Maurice d’Hartoy n’était pas un idéologue, mais un sentimental nationaliste pétri de romantisme. Mais l’idéalisme s’effondre nécessairement dans la vie quotidienne la plus misérable.
En pratique, François Coty avait une liaison avec une secrétaire, dont il eut pas moins de quatre enfants. Celle-ci eut également une liaison avec Maurice d’Hartoy, qu’elle rejoindra par ailleurs à la mort de François Coty, qui finira par revenir en fait avec sa femme. Entre-temps, François Coty propose un marché à Maurice d’Hartoy, l’éloignant avec sa femme pendant une année au moins, par contrat, secret, lui finançant des voyages à l’étranger sous prétexte d’articles.
Pendant la période suivante, c’est Maurice Genay qui prend les commandes. Il a de l’expérience, il était auparavant le dirigeant de la section anciens combattants des Jeunesses Patriotes, avant de devenir leur « commissaire général ».
C’est donc un expert en organisation de groupes de combat, principe au cœur de l’organisation des 600 membres des Jeunesses Patriotes. Les Croix de Feu se modernisent par conséquent sur ce plan et d’ailleurs leurs forces serviront de services d’ordre lors de déplacements de deux ministres de droite, Pierre Laval et André Tardieu.
On a ainsi une convergence, en 1928-1929, entre l’esprit anciens combattants et la volonté d’en découdre avec les « marxistes » et les « antinationaux ».
Les Croix de Feu avaient déjà, à ce moment-là, un peu plus de 8200 adhérents, tous anciens combattants médaillés prônant la régénération nationale par la discipline et la hiérarchie, sur une base morale de nature spirituelle, « anti-défaitiste » et anti-communiste.
Le bulletin interne du mouvement, Le Flambeau, associait revendications quant aux retraites des combattants et esprit de mobilisation générale, soutenant tout ce qui est lié au nationalisme.
De par sa perspective, c’était le lieu idéal pour un engagement de François de La Rocque. Il rejoignit les Croix de Feu au printemps 1929, en devenant le vice-président en juin 1930, puis président en septembre 1932, lorsque Maurice Genay revint dans l’Armée, tout en ayant pris les commandes dès 1931.

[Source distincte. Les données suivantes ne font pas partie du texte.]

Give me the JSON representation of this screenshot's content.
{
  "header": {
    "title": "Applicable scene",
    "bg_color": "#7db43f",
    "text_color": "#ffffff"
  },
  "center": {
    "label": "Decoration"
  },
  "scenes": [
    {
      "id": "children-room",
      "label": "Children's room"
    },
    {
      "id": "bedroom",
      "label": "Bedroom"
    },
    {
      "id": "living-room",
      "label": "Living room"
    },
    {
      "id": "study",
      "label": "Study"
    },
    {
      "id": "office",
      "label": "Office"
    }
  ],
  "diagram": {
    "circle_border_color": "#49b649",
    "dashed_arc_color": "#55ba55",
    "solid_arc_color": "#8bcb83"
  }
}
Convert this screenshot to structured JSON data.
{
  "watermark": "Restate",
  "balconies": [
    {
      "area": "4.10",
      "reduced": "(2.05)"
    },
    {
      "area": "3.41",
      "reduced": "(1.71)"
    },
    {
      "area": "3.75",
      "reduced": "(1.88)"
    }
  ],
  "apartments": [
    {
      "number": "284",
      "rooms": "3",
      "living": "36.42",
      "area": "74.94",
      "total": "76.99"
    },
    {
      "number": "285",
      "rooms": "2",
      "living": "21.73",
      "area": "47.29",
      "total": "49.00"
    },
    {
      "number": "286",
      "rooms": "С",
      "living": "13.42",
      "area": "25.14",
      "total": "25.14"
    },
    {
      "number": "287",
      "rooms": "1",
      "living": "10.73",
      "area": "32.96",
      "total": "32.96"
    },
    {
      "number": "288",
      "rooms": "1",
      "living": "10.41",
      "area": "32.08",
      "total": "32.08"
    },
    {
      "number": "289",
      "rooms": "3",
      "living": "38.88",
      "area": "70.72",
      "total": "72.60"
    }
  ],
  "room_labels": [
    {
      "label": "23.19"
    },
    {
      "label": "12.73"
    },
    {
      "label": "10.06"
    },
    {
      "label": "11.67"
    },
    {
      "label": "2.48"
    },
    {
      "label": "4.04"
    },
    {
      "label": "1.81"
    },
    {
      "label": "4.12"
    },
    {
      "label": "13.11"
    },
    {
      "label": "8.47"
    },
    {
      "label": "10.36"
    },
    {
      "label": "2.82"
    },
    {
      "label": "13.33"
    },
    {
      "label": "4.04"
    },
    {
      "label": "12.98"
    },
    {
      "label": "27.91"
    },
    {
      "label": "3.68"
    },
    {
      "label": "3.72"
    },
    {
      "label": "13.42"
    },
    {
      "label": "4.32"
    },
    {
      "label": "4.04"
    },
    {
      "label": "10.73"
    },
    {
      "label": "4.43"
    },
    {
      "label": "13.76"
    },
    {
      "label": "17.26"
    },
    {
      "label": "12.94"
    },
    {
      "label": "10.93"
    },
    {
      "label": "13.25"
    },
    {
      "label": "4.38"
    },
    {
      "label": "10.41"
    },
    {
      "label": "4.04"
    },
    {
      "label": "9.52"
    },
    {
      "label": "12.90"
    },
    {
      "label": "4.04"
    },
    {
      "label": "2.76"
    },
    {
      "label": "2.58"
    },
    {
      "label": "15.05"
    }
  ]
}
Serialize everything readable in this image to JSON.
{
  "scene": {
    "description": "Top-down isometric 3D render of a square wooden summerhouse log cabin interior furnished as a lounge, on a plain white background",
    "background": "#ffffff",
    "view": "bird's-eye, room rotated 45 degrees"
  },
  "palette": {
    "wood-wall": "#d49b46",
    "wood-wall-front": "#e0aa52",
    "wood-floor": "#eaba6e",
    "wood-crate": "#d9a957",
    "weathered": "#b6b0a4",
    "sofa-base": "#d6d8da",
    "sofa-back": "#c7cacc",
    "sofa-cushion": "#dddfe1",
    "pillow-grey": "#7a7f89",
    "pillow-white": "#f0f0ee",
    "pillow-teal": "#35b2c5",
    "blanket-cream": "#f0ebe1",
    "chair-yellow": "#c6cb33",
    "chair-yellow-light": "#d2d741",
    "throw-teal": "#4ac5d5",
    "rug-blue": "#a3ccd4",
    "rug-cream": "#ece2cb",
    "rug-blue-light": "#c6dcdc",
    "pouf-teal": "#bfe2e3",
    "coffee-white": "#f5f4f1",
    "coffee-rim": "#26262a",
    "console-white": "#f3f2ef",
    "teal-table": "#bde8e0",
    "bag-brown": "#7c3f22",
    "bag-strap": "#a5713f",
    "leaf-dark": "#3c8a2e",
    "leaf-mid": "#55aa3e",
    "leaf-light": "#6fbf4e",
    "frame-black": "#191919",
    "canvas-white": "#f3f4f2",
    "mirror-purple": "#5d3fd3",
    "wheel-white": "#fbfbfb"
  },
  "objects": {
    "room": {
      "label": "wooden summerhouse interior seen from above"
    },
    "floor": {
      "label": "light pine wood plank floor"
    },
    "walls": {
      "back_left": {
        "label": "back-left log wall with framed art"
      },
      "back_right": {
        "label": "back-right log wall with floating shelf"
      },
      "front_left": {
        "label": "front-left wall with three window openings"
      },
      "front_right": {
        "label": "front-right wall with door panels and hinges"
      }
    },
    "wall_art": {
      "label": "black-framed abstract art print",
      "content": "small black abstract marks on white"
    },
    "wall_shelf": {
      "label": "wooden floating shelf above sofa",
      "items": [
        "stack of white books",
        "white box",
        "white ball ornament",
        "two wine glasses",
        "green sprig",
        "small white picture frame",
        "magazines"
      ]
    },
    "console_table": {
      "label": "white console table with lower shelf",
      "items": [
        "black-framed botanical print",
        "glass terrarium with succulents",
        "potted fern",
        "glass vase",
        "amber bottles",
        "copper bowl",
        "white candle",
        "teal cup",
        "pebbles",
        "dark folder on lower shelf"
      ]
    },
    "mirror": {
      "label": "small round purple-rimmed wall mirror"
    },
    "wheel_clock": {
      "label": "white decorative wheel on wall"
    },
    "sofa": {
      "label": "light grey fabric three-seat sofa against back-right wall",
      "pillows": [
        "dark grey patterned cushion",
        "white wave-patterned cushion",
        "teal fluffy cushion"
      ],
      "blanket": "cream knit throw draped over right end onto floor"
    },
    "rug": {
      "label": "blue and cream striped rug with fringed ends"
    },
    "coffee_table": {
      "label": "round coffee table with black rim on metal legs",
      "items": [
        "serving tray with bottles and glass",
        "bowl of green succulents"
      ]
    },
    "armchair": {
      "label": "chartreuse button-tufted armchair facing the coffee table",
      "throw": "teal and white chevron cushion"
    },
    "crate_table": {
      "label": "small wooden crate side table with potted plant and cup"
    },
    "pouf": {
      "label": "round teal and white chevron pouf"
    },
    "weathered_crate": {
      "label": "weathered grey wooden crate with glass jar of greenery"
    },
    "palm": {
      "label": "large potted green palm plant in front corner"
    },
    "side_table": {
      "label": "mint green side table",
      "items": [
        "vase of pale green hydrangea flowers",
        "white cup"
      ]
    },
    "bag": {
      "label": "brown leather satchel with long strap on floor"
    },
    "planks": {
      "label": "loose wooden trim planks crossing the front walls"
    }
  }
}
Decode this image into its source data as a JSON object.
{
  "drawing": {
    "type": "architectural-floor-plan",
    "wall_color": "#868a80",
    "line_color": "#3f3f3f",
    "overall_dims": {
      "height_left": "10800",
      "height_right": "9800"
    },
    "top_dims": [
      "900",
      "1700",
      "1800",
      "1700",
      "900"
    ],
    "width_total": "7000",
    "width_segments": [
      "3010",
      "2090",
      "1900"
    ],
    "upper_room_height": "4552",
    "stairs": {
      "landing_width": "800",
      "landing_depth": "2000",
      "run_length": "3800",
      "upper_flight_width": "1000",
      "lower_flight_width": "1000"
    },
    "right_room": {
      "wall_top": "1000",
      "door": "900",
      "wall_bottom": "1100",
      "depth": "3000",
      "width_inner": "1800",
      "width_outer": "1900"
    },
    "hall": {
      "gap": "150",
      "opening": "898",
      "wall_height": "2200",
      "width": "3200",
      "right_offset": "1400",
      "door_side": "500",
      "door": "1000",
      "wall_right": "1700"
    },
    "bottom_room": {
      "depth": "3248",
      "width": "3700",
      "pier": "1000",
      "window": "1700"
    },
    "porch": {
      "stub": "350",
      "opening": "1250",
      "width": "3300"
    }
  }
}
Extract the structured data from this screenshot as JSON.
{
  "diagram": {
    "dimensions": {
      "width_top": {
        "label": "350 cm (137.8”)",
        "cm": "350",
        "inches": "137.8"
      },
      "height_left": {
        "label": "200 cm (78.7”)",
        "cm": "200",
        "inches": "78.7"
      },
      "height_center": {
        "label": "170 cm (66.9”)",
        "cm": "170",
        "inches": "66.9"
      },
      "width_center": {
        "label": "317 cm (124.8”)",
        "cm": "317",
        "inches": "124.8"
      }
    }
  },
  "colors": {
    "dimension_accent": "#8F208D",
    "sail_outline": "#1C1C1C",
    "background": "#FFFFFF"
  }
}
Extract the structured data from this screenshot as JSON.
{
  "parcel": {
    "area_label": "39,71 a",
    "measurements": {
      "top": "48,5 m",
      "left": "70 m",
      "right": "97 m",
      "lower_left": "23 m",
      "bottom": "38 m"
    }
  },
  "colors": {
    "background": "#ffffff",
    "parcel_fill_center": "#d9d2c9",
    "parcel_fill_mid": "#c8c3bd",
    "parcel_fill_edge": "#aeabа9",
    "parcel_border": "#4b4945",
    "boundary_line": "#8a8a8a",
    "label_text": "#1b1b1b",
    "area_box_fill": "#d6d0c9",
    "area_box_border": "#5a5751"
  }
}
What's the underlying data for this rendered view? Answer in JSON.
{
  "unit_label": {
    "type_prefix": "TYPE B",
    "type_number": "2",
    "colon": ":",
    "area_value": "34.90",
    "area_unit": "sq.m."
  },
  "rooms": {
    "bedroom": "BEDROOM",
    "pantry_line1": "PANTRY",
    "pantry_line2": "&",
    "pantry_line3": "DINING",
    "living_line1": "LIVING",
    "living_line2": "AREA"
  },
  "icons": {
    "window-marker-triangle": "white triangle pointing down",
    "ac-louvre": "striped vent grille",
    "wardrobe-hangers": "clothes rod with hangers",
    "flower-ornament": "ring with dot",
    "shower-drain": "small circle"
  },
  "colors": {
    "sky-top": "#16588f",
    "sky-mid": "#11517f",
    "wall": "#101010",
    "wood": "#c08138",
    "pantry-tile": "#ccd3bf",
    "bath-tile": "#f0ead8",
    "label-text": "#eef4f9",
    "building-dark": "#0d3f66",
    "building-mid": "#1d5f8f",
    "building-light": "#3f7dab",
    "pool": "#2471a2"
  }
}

Maurice Genay considérait François de La Rocque comme « l’esprit actif de notre association » et, de fait, à la convergence anciens combattants/nationalisme. François de La Rocque va ajouter sa volonté de prendre les commandes de l’État.
Il a compris une chose essentielle, qui va distinguer entièrement sa démarche des ligues d’extrême-droite. Celles-ci poussent au coup de force, au soutien à une prise de commandement de la société par l’Armée. François de La Rocque, de par l’expérience de son père, sait qu’une telle option est impossible.
Il a compris que la République avait triomphé sur le féodalisme et que les options monarchistes liées à l’Armée et au catholicisme ne sont plus possible. Il résumera sa position de la manière suivante :
« Mépriser le suffrage universel, s’en remettre uniquement à un coup de force romantique pour s’emparer du pouvoir, c’est là une conception qui, dans un grand pays occidental, ne résiste pas à l’examen. Ni Mussolini ni Hitler, en dépit de l’outrance de leur doctrine, ne sont tombés dans cette erreur (…).
L’hitlérisme est devenu une force politique prépondérante seulement le jour où, en 1930, il a fait entrer cent sept des siens au Reichstag. »
François de la Rocque ne s’est d’ailleurs pas lancé de manière unilatérale dans les Croix de Feu : il a auparavant tenté de mobiliser les maréchaux, s’est rapprocher des milieux industriels du Nord, fondé un « Groupement de défense sociale et civique », etc.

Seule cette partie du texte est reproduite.